Vier Herausforderungen

Die Hoffnung der Experten richtet sich daher auf die Healthcare-IT als Werkzeug, die Ineffizienz zu verringern und relevante Informationen zum richtigen Zeitpunkt verfügbar zu machen. Vier große Herausforderungen müssen dabei bewältigt werden: das riesige Volumen, die Geschwindigkeit bei der Echtzeitverarbeitung (Verfügbarkeit), die Unstrukturiertheit und Vielfalt der Daten sowie die Unsicherheit aufgrund von Mehrdeutigkeit und Inkonsistenzen (Verlässlichkeit).

Beispiel Medizin: Der Arzt muss verschiedene Informationen integrieren und analysieren und leitet daraus Indikation und Therapie ab. Die Frage sei: Wie kann man ihn dabei unterstützen? Eine Antwort darauf gibt IBM mit dem 2006 gestarteten Forschungsprojekt „Watson“, in dem es um die Möglichkeit geht, kognitive Entscheidungssysteme aufzubauen, die den Menschen in seiner Entscheidungsfindung unterstützen können. Ein wichtiger Anwendungsbereich ist dabei die Medizin. Die Vorteile eines lernenden, evidenzbasierten Systems: Watson beantwortet nicht nur Fragen, sondern gibt gleichzeitig anhand von Studien, Datenquellen etc. eine Wahrscheinlichkeit an, wie sicher das Ergebnis zutrifft („Confidence“). Darüber hinaus ist die Verarbeitungsgeschwindigkeit der medizinischen Information extrem hoch, und im Unterschied zum Menschen vergisst das System nichts.

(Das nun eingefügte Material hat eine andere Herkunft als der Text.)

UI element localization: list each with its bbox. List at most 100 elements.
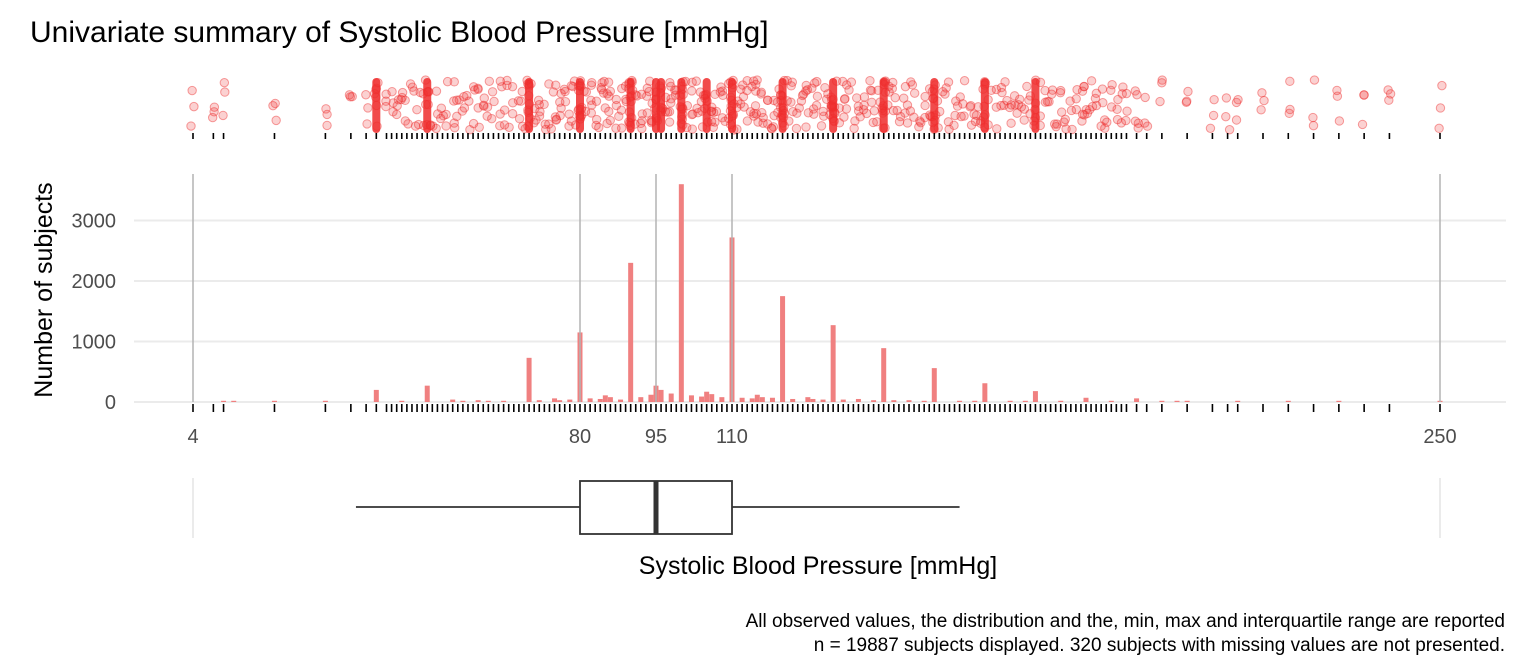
observed-point	[479, 101, 489, 111]
histogram-bar	[460, 400, 466, 402]
observed-point	[791, 123, 802, 134]
observed-point	[642, 83, 653, 93]
observed-point	[853, 106, 864, 116]
observed-point	[787, 77, 798, 87]
observed-point	[1121, 88, 1132, 99]
histogram-bar	[587, 398, 593, 402]
observed-point	[534, 100, 544, 110]
observed-point	[796, 96, 807, 106]
observed-streak	[1031, 78, 1040, 133]
observed-point	[616, 123, 627, 133]
observed-point	[666, 81, 676, 91]
observed-point	[766, 123, 777, 133]
reference-lines	[192, 174, 1441, 402]
observed-point	[809, 78, 820, 88]
observed-point	[1010, 100, 1020, 110]
histogram-bar	[688, 395, 694, 402]
observed-point	[442, 76, 453, 87]
observed-point	[738, 80, 748, 90]
observed-point	[1107, 80, 1117, 90]
observed-point	[270, 98, 280, 109]
observed-point	[710, 117, 720, 127]
observed-point	[786, 81, 796, 91]
observed-point	[508, 98, 518, 108]
x-tick-label: 4	[187, 426, 198, 448]
observed-point	[495, 109, 505, 119]
observed-point	[637, 123, 647, 134]
observed-point	[209, 107, 219, 117]
observed-point	[909, 88, 920, 98]
observed-point	[812, 91, 823, 102]
observed-point	[636, 89, 647, 99]
observed-point	[431, 123, 441, 134]
observed-point	[513, 96, 524, 106]
observed-point	[591, 96, 602, 106]
observed-point	[1133, 123, 1143, 133]
observed-point	[1113, 94, 1123, 105]
histogram-bar	[373, 389, 379, 402]
observed-point	[544, 79, 554, 89]
observed-point	[1308, 112, 1318, 123]
observed-point	[894, 116, 905, 127]
observed-point	[1065, 96, 1075, 106]
histogram-bar	[1159, 400, 1165, 402]
observed-point	[938, 87, 948, 97]
observed-point	[1121, 115, 1131, 126]
observed-point	[1046, 89, 1057, 99]
observed-point	[541, 124, 551, 135]
observed-streak	[677, 78, 686, 133]
observed-point	[449, 96, 459, 106]
observed-point	[664, 107, 675, 117]
histogram-bar	[719, 397, 725, 402]
observed-point	[1079, 81, 1089, 92]
observed-point	[1106, 102, 1117, 112]
boxplot-panel	[192, 478, 1441, 538]
observed-point	[687, 109, 697, 120]
observed-point	[1332, 91, 1343, 101]
observed-point	[687, 86, 697, 96]
observed-point	[1059, 117, 1069, 127]
histogram-bar	[1235, 400, 1241, 402]
observed-point	[735, 99, 746, 109]
observed-point	[971, 110, 982, 121]
observed-point	[459, 103, 470, 113]
observed-point	[462, 90, 472, 101]
observed-point	[410, 121, 421, 131]
observed-point	[718, 90, 728, 101]
observed-point	[792, 108, 802, 118]
observed-point	[711, 106, 722, 117]
observed-point	[431, 86, 442, 96]
observed-point	[566, 116, 577, 126]
observed-point	[858, 104, 869, 115]
observed-point	[600, 103, 610, 113]
histogram-bar	[597, 398, 603, 402]
observed-point	[691, 76, 701, 86]
observed-point	[1122, 106, 1132, 116]
observed-point	[786, 97, 796, 107]
observed-point	[1385, 89, 1396, 99]
observed-point	[516, 96, 526, 106]
observed-point	[801, 80, 811, 91]
observed-point	[1004, 102, 1015, 113]
observed-point	[400, 116, 411, 126]
observed-point	[1087, 101, 1098, 112]
observed-point	[855, 112, 865, 122]
histogram-bar	[607, 397, 613, 402]
observed-point	[902, 118, 913, 128]
observed-point	[906, 77, 916, 87]
observed-point	[958, 99, 968, 109]
observed-point	[347, 91, 357, 102]
observed-point	[666, 98, 676, 108]
observed-point	[747, 81, 757, 92]
observed-point	[818, 106, 828, 117]
histogram-bar	[1083, 397, 1089, 402]
observed-point	[381, 89, 391, 99]
observed-point	[539, 99, 549, 110]
observed-point	[999, 100, 1009, 110]
observed-point	[767, 123, 777, 134]
observed-point	[407, 82, 418, 92]
observed-point	[484, 76, 495, 87]
observed-point	[459, 92, 469, 102]
observed-point	[716, 82, 726, 92]
observed-point	[819, 111, 829, 121]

Seit August 2012 habe man in einer Partnerschaft mit dem US-amerikanischen Gesundheitsdienstleister Wellpoint mit der Kommerzialisierung des Systems begonnen, berichtete Körner. Zudem werde Watson in der Onkologie von verschiedenen Kliniken in den USA genutzt, um Strukturen und systematische Zusammenhänge schneller zu erkennen und genauere Diagnosen zu stellen. Derzeit sind die Anwendungsgebiete vor allem beim Lungenkarzinom zu finden, aber auch kardiovaskuläre Erkrankungen rücken in den Fokus. Das System macht Vorschläge zu Diagnosen, schlägt Tests und weitere medizinische Untersuchungen vor, aber: Es sei der Arzt, der weiterhin entscheide, denn „die Algorithmen können niemals den Arzt ersetzen“, so Körner. Über mobile Technologien soll Watson zudem künftig für eine breitere Anwenderbasis verfügbar gemacht werden. Auch läuft ein Feldtest, in dem unstrukturierte Daten, wie etwa Twitter, Kurznachrichten, Facebook und weitere Quellen in das Analysewerkzeug zur Auswertung eingespeist werden.

Big Data als Business-Thema

Supercomputer Watson in der USamerikanischen Quizshow Jeopardy. Foto: IBM Research Zürich
Supercomputer Watson in der USamerikanischen Quizshow Jeopardy. Foto: IBM Research Zürich

„Big Data ist kein IT-, sondern ein Business-Thema“, befand Marc Wilczek von T-Systems. Während es lange Zeit darum gegangen sei, strukturierte Daten in Datenbanken in Echtzeit auszuwerten, gehe es jetzt um die Nutzung unstrukturierter Daten, wie sie etwa in großen Netzwerken anfallen. Das Analysewerkzeug hierfür ist „Hadoop“, ein freies, Java-basiertes Open-Source-Framework für die verteilte Verarbeitung großer Datenmengen innerhalb eines Netzwerks. Inzwischen ist Hadoop bei vielen Firmen mit großem Datenumsatz im Einsatz, darunter Facebook, Twitter, Apple und Amazon, es lässt sich aber auch in der medizinischen Forschung, etwa für epidemiologische Studien, einsetzen.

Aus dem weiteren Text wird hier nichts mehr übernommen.